**** Un regard conservateur et misogyne sur l'élection présidentielle en France, publié dans Asharq Al-Awsat, un quotidien panarabe de Londres qui se veut pourtant libéral.
La France est un pays important pour les Arabes, notamment parce que sa politique proarabe peut entraîner ses partenaires de l'Union européenne. Le président Jacques Chirac est considéré comme le maestro de la politique internationale. Il lui reste un mois pour décider s'il veut se représenter ou non pour un nouveau mandat. Il a contre lui son âge (74 ans) et les sondages, mais il faut bien admettre que son départ de l'Elysée sera une lourde perte pour les Arabes. Car, depuis Napoléon, la France n'a pas eu de chef d'Etat qui se préoccupe autant que lui des questions arabes, se montre aussi sensible à leurs souffrances et fasse preuve d'autant de compréhension pour leurs causes, au point qu'on peut le qualifier non seulement d'ami des Arabes, mais également de conseiller de leurs dirigeants. On n'aurait pu en dire autant même de Charles de Gaulle, qui avait été moins irréprochable avant l'éveil de sa conscience arabe, au moment de la défaite contre Israël en 1967.

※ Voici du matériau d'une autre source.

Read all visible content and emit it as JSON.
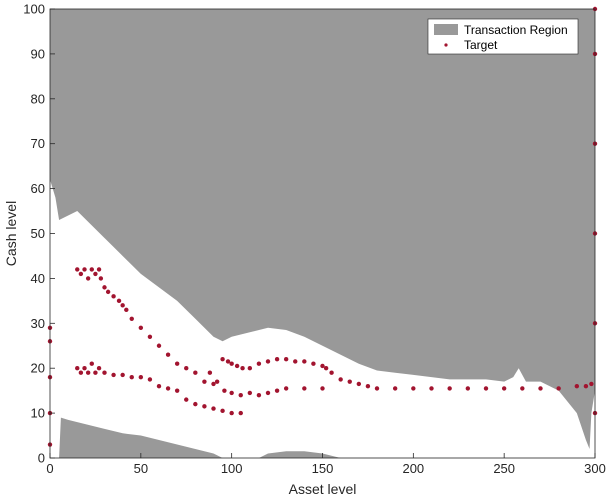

Cherchez donc l'Arabe dans Ségolène ou Sarkozy ! Vous ne trouverez rien. Tous deux ont visité Israël, aucun des deux n'a visité une des capitales arabes qui comptent sur la scène moyen-orientale, telles que Riyad ou Le Caire. Il faut dire qu'en Europe on ne s'intéresse pas beaucoup à la politique étrangère. Le débat public tourne autour des questions fiscales. Les électeurs se préoccupent de leur portefeuille, des problèmes économiques, de l'inflation, du prix des logements et de leur bien-être. Aucun des deux principaux candidats ne se rend compte que les Arabes constituent une source considérable de puissance et d'influence pour la France en Europe et dans le monde.

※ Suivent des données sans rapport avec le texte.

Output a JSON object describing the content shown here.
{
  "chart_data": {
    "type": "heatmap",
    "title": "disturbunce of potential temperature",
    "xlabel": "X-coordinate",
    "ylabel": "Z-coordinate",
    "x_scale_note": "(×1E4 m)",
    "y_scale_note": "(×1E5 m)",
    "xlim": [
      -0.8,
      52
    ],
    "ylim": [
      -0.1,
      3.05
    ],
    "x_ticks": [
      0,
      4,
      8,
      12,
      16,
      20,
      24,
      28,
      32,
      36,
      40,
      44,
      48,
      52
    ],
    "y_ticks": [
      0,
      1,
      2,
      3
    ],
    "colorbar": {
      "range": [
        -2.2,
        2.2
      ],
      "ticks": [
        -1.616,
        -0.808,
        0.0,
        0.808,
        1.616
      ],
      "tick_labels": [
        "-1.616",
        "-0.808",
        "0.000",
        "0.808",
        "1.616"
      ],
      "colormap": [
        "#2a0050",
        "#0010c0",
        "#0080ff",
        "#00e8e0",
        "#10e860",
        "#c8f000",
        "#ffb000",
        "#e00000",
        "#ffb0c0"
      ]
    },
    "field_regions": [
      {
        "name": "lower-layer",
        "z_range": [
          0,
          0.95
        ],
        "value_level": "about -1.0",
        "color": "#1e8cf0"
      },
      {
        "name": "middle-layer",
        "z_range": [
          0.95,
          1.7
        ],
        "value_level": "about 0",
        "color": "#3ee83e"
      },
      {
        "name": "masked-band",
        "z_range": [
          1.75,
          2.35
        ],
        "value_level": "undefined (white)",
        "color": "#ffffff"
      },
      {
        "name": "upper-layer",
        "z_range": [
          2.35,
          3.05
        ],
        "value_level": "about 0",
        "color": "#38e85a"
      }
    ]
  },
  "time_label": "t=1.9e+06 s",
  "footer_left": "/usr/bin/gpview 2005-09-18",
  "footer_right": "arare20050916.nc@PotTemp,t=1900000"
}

A la limite, les Arabes pourraient recevoir Sarkozy. Mais ils seraient bien embarrassés de recevoir Ségolène. Déjà, ils ont reçu Condoleezza Rice sans savoir si elle était vierge. Mais Ségolène, qui est la compagne du chef de son parti, François Hollande, a carrément mis au monde quatre enfants hors mariage. Les Arabes pourraient-ils accepter une femme comme présidente ? En Egypte, un mufti a jugé licite qu'une femme devienne présidente, et les musulmans du Pakistan, du Bangladesh, d'Indonésie et de Turquie ont porté des femmes au pouvoir.
Mais les Arabes ne semblent pas vraiment disposés à accepter cette éventualité. A une époque où les valeurs religieuses de pudeur sont de nouveau d'actualité, il sera tout de même difficile de recevoir une femme qui est mère sans être mariée. La famille est la base de la société musulmane, et le mariage en est une institution sacrée. Tel n'est pas le cas chez les Français puisque à Paris la moitié des habitants vivent seuls, qu'ils soient célibataires ou divorcés. Et la proportion d'enfants nés hors mariage atteint des niveaux invraisemblables pour une société catholique.

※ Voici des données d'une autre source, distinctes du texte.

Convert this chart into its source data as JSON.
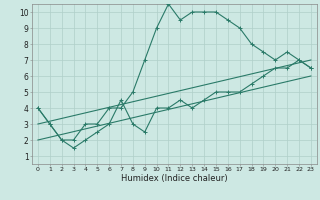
{
  "xlabel": "Humidex (Indice chaleur)",
  "bg_color": "#cde8e3",
  "grid_color": "#b0cfc9",
  "line_color": "#2a7a68",
  "xlim": [
    -0.5,
    23.5
  ],
  "ylim": [
    0.5,
    10.5
  ],
  "xticks": [
    0,
    1,
    2,
    3,
    4,
    5,
    6,
    7,
    8,
    9,
    10,
    11,
    12,
    13,
    14,
    15,
    16,
    17,
    18,
    19,
    20,
    21,
    22,
    23
  ],
  "yticks": [
    1,
    2,
    3,
    4,
    5,
    6,
    7,
    8,
    9,
    10
  ],
  "series1_x": [
    0,
    1,
    2,
    3,
    4,
    5,
    6,
    7,
    8,
    9,
    10,
    11,
    12,
    13,
    14,
    15,
    16,
    17,
    18,
    19,
    20,
    21,
    22,
    23
  ],
  "series1_y": [
    4,
    3,
    2,
    2,
    3,
    3,
    4,
    4,
    5,
    7,
    9,
    10.5,
    9.5,
    10,
    10,
    10,
    9.5,
    9,
    8,
    7.5,
    7,
    7.5,
    7,
    6.5
  ],
  "series2_x": [
    0,
    1,
    2,
    3,
    4,
    5,
    6,
    7,
    8,
    9,
    10,
    11,
    12,
    13,
    14,
    15,
    16,
    17,
    18,
    19,
    20,
    21,
    22,
    23
  ],
  "series2_y": [
    4,
    3,
    2,
    1.5,
    2,
    2.5,
    3,
    4.5,
    3,
    2.5,
    4,
    4,
    4.5,
    4,
    4.5,
    5,
    5,
    5,
    5.5,
    6,
    6.5,
    6.5,
    7,
    6.5
  ],
  "line1_x": [
    0,
    23
  ],
  "line1_y": [
    2.0,
    6.0
  ],
  "line2_x": [
    0,
    23
  ],
  "line2_y": [
    3.0,
    7.0
  ]
}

Le chef du Parti socialiste est à la fois le point fort et le point faible de Ségolène. Hollande est un homme politique aguerri, cultivé, pondéré. Il aime sa compagne au point d'avoir sacrifié ses propres chances de parvenir à la présidence. Moi, à sa place, je n'en aurais pas fait autant. Les femmes de pouvoir me font peur. Ce sont toutes des tigresses qui essaient de vous faire oublier leurs griffes. La Turque Tansu Ciller a participé à la corruption de la vie politique turque, l'Indienne Indira Gandhi a suspendu temporairement la démocratie indienne et a émasculé des hommes afin de limiter la démographie de son pays. Quant à l'Américaine Hillary Clinton, elle veut dicter leur vote aux femmes blanches afin d'empêcher un homme noir d'arriver à la Maison-Blanche.
Depuis la fin des différences idéologiques entre la gauche et la droite, rien ne les distingue plus au niveau politique. Ségolène et Sarkozy parlent grosso mode le même langage, et la seule différence est que l'une est une jolie femme, l'autre un homme sérieux. Les Français passent plus de temps à fumer qu'à travailler, aiment discuter de la nécessité des réformes sans jamais les réaliser et se mettent en grève dès que l'Etat touche à leurs acquis syndicaux. Alors que la France avait connu la prospérité dans les années 1950 et 1960, elle ploie aujourd'hui sous les impôts, les restrictions aux lois du marché, une Sécurité sociale qui épuise les caisses de l'Etat et un taux de chômage élevé. Pour arriver à la présidence française, il faut faire un parcours long et difficile puisqu'il n'y a ni héritage ni transmission.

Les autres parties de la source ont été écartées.